The essay opening the thesis provides a rationale for the various aspects of the edition. My decision to base the edition on the text of the Riverside is justified by my assessment of the Riverside as a trustworthy rendition of the poem, following a review of the scholarship surrounding the textual tradition of Troilus and a careful comparison of the Riverside's text with a MS facsimile and several other editions. The purpose and conventions of the glosses and notes accompanying the text are then explained. Finally, a justification for and brief description of the critical material included in the introduction is given.

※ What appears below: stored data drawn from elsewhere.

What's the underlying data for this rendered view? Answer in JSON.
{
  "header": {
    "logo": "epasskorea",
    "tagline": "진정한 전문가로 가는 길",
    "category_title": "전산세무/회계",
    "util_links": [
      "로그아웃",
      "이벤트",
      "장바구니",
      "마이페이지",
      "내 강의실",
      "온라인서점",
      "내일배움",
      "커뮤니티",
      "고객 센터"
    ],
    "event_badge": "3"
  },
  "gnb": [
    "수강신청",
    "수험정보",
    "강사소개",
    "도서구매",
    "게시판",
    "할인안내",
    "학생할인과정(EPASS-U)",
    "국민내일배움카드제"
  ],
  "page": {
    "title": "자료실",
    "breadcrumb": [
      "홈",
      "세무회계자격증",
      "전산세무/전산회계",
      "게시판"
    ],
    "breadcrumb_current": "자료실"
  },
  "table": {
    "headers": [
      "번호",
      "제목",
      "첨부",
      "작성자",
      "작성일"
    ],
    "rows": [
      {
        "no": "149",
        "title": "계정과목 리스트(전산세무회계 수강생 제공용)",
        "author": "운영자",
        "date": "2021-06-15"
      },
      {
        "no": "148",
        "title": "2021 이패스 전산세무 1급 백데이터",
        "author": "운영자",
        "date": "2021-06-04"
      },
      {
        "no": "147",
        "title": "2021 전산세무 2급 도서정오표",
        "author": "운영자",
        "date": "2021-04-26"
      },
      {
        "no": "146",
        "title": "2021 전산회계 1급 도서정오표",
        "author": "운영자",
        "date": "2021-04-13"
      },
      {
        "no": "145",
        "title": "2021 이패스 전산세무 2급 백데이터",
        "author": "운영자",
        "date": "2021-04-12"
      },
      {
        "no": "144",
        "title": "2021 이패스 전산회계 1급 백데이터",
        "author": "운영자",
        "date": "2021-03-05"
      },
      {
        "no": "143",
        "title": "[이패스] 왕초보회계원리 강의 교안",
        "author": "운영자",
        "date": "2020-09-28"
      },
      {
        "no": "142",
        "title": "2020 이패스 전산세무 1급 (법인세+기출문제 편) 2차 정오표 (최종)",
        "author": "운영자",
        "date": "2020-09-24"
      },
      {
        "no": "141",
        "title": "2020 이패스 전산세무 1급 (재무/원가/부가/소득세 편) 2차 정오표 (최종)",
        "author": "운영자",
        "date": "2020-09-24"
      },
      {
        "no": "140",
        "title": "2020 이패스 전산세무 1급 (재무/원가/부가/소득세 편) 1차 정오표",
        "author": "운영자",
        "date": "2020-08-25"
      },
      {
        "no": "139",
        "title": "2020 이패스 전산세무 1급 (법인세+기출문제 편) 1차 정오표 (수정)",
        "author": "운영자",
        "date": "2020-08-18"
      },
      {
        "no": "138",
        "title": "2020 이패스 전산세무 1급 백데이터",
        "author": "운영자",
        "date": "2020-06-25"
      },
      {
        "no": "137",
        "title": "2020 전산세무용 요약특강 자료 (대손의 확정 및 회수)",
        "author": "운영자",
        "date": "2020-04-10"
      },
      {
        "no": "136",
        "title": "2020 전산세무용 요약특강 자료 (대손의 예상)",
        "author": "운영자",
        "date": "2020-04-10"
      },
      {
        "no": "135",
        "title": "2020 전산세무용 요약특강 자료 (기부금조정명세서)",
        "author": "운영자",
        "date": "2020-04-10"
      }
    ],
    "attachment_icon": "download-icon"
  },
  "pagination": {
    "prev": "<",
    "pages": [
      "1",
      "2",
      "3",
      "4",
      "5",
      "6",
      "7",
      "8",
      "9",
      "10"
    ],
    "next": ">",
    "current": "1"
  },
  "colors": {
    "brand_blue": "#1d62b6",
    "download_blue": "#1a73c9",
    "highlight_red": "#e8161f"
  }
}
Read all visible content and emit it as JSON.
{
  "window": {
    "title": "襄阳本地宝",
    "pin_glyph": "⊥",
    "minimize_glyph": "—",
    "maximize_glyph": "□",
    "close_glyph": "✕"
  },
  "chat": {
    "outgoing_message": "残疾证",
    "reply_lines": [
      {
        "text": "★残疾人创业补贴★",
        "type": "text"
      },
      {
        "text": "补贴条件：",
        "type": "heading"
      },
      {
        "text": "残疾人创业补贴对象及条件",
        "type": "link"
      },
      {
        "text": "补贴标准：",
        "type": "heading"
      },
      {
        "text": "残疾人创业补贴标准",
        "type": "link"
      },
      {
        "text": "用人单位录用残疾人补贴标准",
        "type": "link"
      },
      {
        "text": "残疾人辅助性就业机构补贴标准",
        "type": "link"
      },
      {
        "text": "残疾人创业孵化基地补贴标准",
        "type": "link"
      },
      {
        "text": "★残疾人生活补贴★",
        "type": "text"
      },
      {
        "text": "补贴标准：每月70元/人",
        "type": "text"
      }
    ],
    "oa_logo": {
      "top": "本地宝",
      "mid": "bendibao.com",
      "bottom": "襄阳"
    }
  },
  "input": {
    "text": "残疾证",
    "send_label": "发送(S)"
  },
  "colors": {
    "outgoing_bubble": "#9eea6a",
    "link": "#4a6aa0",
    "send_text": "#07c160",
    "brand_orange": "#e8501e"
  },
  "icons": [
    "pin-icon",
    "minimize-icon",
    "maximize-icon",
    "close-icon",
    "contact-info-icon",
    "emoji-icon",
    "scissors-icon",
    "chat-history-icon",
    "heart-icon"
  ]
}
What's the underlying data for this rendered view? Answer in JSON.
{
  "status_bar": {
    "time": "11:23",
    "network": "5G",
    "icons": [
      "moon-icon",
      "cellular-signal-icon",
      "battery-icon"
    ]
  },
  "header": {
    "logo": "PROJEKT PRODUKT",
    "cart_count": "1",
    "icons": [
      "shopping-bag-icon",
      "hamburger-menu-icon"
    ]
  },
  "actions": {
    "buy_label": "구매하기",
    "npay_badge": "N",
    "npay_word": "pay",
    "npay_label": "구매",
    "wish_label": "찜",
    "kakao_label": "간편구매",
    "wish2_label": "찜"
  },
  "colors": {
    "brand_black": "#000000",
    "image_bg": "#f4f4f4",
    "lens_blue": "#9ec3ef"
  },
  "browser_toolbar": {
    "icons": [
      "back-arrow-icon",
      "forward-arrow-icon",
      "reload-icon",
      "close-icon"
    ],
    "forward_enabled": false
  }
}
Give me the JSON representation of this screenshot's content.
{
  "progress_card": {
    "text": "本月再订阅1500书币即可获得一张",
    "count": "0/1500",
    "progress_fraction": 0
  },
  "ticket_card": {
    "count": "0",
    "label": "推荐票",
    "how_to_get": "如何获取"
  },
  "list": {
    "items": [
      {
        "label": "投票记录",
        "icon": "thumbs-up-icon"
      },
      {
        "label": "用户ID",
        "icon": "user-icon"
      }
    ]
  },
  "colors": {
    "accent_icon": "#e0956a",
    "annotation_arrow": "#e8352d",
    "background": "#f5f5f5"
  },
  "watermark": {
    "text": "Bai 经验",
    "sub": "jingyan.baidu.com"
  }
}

An exact reproduction of the edition in the form it will be published by the English Department as Student Notes then follows. The introduction to the edition is divided up into sections discussing the poem's text and audience, its sources, the phenomenon of Courtly Love, Boethian philosophy, medieval astronomy and astrology, and Chaucer's language. At the end of the introduction there is a select bibliography divided into these sections, as well as sections containing general works, and other editions of the poem. A guide to using the edition—for the most part a description of the edition's conventions—immediately precedes the text of the poem. The five books of the poem, accompanied by side-glosses and footnotes, form the remainder of the edition.